Thankfully times are changing as winemakers realise the potential of their land and endeavour to make wines more suited to their environment. But I don’t think that wine shows can be given credit for this cultural shift. A focus on terroir and on less-is-more winemaking is a global trend that started, or was revived, in the vineyards and wine bars of the Old World. Australian winemakers travel more than ever, taking their newfound global knowledge back home with them.

Wine shows claim to reward these efforts, but in reality a good number of today’s medal-winners are as mediocre as they’ve always been. Polished and technically correct perhaps, but also underwhelming, overworked, and unoriginal. Copycatting and medal chasing occurs as fiercely as it did a decade ago, if not worse, it’s just that trends have changed. Back labels and marketing campaigns may mention the ‘terroir’ word or talk of a wine’s ‘expression of its land’ a lot more, and certainly there are an increasing number of Australian wines being made that do honestly express the place from which they came over winemaking tricks, but few of them are even entered into mainstream wine shows let alone take home medals.

And that’s because wines made ‘outside the box’ are rarely rewarded. If we as judges are taught that all wines must fall within a narrow set of boundaries, that lines must be drawn in the sand and that there is such thing as a correct wine and an incorrect one, how can a wine with soul, that sings of the land, changes constantly in glass and bottle, and expresses playfulness and sheer gluggability be scored by an arbitrary number? How can one measure soulfulness and joy? And ultimately, isn’t that what we’re all really craving when we open a bottle of wine at home? I don’t choose to drink a wine because it’s been made correctly. I choose to drink it because of the pleasure it will bring.

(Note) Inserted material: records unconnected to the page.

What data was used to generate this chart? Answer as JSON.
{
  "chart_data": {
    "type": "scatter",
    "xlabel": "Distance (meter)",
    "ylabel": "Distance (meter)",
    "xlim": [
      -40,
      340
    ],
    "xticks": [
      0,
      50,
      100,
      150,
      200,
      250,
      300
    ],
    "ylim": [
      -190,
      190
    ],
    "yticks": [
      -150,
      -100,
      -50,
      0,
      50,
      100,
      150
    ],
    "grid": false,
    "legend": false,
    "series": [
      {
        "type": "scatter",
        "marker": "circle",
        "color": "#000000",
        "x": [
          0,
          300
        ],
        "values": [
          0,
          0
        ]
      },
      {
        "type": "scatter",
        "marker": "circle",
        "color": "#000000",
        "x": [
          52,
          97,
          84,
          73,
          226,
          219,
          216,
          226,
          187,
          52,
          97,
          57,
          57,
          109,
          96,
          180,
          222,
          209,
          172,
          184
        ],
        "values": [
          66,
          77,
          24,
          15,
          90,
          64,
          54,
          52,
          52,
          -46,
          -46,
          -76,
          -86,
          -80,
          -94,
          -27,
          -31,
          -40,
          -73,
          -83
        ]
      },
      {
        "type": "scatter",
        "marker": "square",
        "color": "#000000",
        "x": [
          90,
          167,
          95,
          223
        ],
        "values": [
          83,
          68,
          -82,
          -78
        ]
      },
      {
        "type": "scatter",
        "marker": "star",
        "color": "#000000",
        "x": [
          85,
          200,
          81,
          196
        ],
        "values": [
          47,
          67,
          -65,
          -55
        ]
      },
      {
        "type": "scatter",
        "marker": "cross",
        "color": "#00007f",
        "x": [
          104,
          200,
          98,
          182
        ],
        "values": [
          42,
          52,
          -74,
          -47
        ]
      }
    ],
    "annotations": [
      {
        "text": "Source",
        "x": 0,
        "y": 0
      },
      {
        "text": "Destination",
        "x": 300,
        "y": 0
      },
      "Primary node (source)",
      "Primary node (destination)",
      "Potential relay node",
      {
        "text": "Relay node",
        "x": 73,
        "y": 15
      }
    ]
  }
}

Of course wine shows throw up occasional surprises. Once in a while a truly exciting, adventurous wine grabs gold in a mainstream show and there is a beating of chests and patting of backs and everyone sleeps soundly knowing the world is a fair and equal place. But in general, the process of the Aussie wine show doesn’t reward excitement. It requires judges from all walks of life to agree and to do so within a limited time frame and under a certain amount of pressure. Often this means settling, so the wines that ride somewhere in the middle points-wise end up coming up trumps; those inoffensive wines that tick boxes. Balanced, flinty oaked Chardonnay? Tick. Crisp, zippy Sauvignon Blanc? Tick. Let’s face it, that complex oxidative Chardonnay that sings in the glass but needs a bit of air, love, and food is never going to get through. It’s going to divide the judges–some will love its style and others will view it as faulty, or at best quirky but not ‘improving the breed’, and there are another five flights of wine to judge, so let’s just move on.